At the heart of the dispute between President Biden and Benjamin Netanyahu over invading Rafah is a larger disagreement about what Israel can reasonably hope to accomplish against Hamas.
In today’s newsletter, I’ll lay out the conflicting views of Biden and Netanyahu and summarize The Times’s latest coverage of the war.
Israel’s view
To Netanyahu and his aides, the destruction of Hamas is a vital goal. Israel’s military has already made progress, having dismantled at least 18 of Hamas’s 24 battalions since the Oct. 7 attacks.

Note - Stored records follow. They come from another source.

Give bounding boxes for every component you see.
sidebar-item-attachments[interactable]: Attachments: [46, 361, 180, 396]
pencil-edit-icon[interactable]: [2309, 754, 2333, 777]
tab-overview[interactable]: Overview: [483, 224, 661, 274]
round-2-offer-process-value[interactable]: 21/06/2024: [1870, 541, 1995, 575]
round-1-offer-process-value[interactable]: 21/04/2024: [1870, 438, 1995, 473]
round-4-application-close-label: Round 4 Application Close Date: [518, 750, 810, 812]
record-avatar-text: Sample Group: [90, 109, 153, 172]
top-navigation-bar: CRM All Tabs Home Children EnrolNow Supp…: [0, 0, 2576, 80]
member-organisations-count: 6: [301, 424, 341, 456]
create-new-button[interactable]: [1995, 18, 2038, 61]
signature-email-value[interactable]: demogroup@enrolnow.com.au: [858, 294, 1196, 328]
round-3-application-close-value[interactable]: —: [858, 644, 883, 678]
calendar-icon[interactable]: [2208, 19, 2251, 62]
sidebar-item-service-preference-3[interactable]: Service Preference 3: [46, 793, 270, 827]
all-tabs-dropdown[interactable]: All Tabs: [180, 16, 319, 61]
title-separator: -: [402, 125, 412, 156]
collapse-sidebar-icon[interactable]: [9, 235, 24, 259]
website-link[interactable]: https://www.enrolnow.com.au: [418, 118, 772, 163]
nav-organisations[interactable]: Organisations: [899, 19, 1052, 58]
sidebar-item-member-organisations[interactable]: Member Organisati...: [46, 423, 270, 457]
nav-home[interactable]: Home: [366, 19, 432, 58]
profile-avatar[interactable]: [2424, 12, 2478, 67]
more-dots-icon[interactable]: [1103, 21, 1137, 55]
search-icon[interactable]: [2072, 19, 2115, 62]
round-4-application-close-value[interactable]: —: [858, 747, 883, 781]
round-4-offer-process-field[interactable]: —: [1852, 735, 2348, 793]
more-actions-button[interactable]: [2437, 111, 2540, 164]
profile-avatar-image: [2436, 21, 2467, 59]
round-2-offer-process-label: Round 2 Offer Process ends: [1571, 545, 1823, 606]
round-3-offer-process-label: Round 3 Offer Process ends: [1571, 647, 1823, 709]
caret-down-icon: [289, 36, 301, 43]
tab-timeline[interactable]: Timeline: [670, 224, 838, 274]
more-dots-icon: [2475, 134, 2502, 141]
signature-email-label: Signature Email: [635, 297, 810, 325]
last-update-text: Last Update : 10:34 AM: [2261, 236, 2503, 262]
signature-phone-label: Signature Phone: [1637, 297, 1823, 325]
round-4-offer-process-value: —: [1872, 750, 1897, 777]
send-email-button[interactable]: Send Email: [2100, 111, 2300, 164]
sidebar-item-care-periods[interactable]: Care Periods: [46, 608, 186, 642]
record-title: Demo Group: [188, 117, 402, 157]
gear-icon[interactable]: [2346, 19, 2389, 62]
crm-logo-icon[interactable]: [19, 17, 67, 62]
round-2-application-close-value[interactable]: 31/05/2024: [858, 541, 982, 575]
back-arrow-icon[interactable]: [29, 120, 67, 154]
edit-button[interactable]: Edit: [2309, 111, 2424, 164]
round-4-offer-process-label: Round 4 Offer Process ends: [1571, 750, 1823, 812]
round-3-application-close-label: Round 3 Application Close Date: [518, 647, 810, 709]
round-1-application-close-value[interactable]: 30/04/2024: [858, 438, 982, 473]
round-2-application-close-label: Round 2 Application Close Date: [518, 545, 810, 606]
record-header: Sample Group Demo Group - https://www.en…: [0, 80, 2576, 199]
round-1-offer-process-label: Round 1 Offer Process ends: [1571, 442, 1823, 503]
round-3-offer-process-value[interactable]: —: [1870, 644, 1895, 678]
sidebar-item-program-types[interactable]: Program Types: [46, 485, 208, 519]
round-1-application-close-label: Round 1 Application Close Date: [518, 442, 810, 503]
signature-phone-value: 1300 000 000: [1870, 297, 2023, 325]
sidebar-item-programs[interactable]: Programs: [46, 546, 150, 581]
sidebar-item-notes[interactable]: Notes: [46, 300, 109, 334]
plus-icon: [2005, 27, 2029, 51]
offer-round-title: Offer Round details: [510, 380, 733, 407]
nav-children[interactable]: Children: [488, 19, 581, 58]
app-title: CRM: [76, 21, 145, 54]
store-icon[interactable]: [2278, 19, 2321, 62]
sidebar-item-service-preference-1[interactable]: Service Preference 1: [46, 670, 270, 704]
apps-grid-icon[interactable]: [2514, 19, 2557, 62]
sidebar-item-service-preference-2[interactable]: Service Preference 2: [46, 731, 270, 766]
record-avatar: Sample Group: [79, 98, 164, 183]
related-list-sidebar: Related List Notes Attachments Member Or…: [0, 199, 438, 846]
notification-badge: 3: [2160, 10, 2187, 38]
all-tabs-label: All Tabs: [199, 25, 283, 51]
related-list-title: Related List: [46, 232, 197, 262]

But Hamas’s top leaders and thousands of fighters have survived, many evidently fleeing to tunnels under Rafah.
Allowing a cornered enemy to escape violates basic precepts of military strategy, Israeli officials believe. “Ending the war without clearing out Rafah is like sending a firefighter to extinguish 80 percent of the fire,” Benny Gantz, a member of Israel’s war cabinet and Netanyahu’s chief political opponent, has told U.S. officials. The Wall Street Journal editorial board, which tends to support Netanyahu, has called Rafah “the crucial city for the terrorist group’s future.”
Israeli officials also know that many Arab leaders despise Hamas, viewing it as a threat to their own regimes. These leaders would be quietly happy for Israel to crush the group. Some Palestinians are also angry with Hamas (although public opinion in Gaza is difficult to gauge).
As loud as the international warnings about a Rafah invasion may be, Israel’s leaders believe that a successful operation there would change the strategic equation — and that they would then be able to negotiate from a position of strength with both Hamas’s remnants and Arab countries.